Sanitary towels are also great at absorbing moisture from upholstery. Spilled some ketchup on your sofa? Wash it thoroughly and then use some STs to dry it out. You'll have a clean sofa and avoid the moldy smell that you would get otherwise.
1:05 "It's like kryptonite!"
HAHAWWW YEAH it is like Kryptonite 😂😂😂
well James gave me a tip for my 82 yamaha parallel twin XD
I thought Hammond was going to ask if he carries them around in his purse
I cant tell if Clarkson said "raped" or "braked".
@lisola It's an Omega Planet Ocean on a rubber strap. He's had it for a good few years now. The Top Gear guys seem to have new watches for each series, but I've noticed that Jeremy has stuck with his.

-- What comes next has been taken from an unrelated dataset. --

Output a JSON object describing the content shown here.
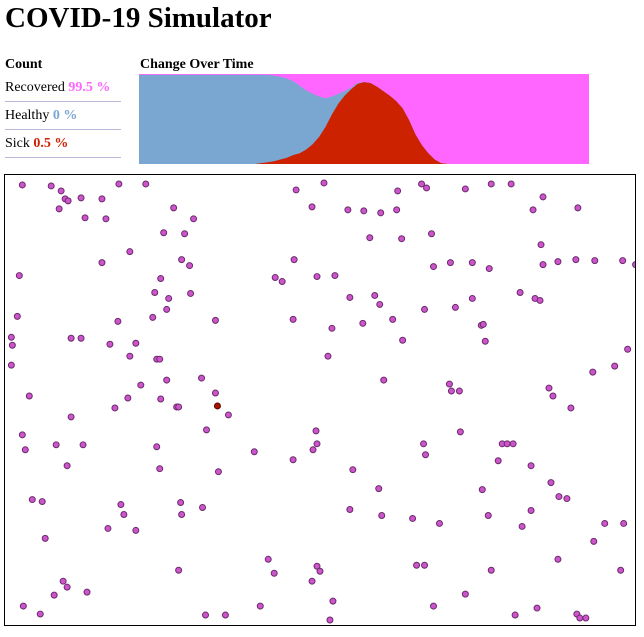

UA-cam just recommended an 11 year old video, however it’s James may so I’m not mad
Tip : ask your partner first if you gonna use em. Borrowed it when i was cleaning the engine and the bay.. she got mad and i had to buy new ones and thats never fun
Only if you are embarrassed of a perfectly normal bodily function.
@Moonshape wow i really like how that conversation went from top gear to french toast to world poverty. very impressive.